DriftRetrainingClassifier¶
Drift retraining classifier.
This classifier is a wrapper for any classifier. It monitors the incoming data for concept drifts and warnings in the model's accurary. In case a warning is detected, a background model starts to train. If a drift is detected, the model will be replaced by the background model, and the background model will be reset.
Parameters¶
-
model ('base.Classifier')
The classifier and background classifier class.
-
drift_detector ('base.DriftAndWarningDetector | base.BinaryDriftAndWarningDetector | None') – defaults to
None
Algorithm to track warnings and concept drifts. Attention! If the parameter train_in_background is True, the drift_detector must have a warning tracker.
-
train_in_background ('bool') – defaults to
True
Parameter to determine if a background model will be used.
Examples¶
>>> from river import datasets
>>> from river import evaluate
>>> from river import drift
>>> from river import metrics
>>> from river import tree
>>> dataset = datasets.Elec2().take(3000)
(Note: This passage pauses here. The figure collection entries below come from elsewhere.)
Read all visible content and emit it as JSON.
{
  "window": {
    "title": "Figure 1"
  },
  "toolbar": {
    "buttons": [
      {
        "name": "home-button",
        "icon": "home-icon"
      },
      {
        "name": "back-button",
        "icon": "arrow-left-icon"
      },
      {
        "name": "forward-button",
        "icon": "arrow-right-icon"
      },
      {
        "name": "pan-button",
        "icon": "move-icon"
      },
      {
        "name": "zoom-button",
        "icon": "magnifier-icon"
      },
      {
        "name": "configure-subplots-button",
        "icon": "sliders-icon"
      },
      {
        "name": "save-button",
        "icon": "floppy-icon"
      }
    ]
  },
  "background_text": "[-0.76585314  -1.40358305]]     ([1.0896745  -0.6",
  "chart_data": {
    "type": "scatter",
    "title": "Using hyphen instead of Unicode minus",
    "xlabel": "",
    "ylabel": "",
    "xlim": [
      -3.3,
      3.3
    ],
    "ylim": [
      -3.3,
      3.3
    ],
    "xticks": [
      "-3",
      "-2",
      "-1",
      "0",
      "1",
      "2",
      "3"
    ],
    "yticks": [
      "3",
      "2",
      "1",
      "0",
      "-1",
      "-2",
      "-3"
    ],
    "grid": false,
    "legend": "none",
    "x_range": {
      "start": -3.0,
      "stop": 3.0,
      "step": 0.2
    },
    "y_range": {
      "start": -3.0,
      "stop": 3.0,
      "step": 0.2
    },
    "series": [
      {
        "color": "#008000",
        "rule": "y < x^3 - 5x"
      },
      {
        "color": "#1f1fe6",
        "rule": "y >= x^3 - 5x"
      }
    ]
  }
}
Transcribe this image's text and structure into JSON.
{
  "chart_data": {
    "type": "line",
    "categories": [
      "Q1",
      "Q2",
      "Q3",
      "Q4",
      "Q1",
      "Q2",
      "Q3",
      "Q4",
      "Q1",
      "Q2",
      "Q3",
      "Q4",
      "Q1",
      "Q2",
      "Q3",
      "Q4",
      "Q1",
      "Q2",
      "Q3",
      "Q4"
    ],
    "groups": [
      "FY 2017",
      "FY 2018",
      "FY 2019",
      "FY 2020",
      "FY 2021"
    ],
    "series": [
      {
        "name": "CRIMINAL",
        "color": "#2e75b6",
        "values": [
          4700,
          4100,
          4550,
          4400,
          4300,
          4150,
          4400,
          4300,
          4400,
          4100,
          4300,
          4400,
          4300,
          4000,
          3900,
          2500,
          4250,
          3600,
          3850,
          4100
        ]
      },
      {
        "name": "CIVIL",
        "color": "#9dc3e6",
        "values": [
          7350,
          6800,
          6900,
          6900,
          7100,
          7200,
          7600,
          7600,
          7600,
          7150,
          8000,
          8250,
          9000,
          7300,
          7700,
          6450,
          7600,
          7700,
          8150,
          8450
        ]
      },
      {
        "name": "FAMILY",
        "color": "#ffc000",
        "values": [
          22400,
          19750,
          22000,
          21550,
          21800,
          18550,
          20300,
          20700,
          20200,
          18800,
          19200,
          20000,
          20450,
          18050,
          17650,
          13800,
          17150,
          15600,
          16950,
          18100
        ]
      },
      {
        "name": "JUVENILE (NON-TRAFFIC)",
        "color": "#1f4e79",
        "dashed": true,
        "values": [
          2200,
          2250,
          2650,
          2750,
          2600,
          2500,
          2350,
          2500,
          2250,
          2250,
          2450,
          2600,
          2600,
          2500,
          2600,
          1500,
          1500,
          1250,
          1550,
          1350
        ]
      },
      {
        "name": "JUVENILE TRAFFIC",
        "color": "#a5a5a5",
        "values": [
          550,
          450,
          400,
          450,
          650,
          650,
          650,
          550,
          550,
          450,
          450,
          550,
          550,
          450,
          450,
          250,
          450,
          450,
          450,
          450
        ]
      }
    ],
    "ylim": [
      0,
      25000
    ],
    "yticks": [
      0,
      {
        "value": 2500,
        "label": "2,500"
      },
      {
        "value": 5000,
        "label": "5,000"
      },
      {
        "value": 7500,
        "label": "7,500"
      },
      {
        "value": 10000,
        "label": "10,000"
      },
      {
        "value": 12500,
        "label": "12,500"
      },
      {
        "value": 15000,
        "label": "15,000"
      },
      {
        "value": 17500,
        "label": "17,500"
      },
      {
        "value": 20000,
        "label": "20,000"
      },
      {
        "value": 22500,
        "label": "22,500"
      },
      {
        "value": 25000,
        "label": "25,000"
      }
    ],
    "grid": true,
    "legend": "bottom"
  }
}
>>> model = drift.DriftRetrainingClassifier(
... model=tree.HoeffdingTreeClassifier(),
... drift_detector=drift.binary.DDM()
... )
>>> metric = metrics.Accuracy()
>>> evaluate.progressive_val_score(dataset, model, metric)
Accuracy: 86.40%
Methods¶
learn_one
Update the model with a set of features x
and a label y
.
Parameters
- x
- y
- kwargs
Returns
self
predict_one
Predict the label of a set of features x
.
Parameters
- x (dict)
- kwargs
Returns
typing.Union[bool, str, int, NoneType]: The predicted label.
predict_proba_one
Predict the probability of each label for a dictionary of features x
.
Parameters
- x
- kwargs
Returns
A dictionary that associates a probability which each label.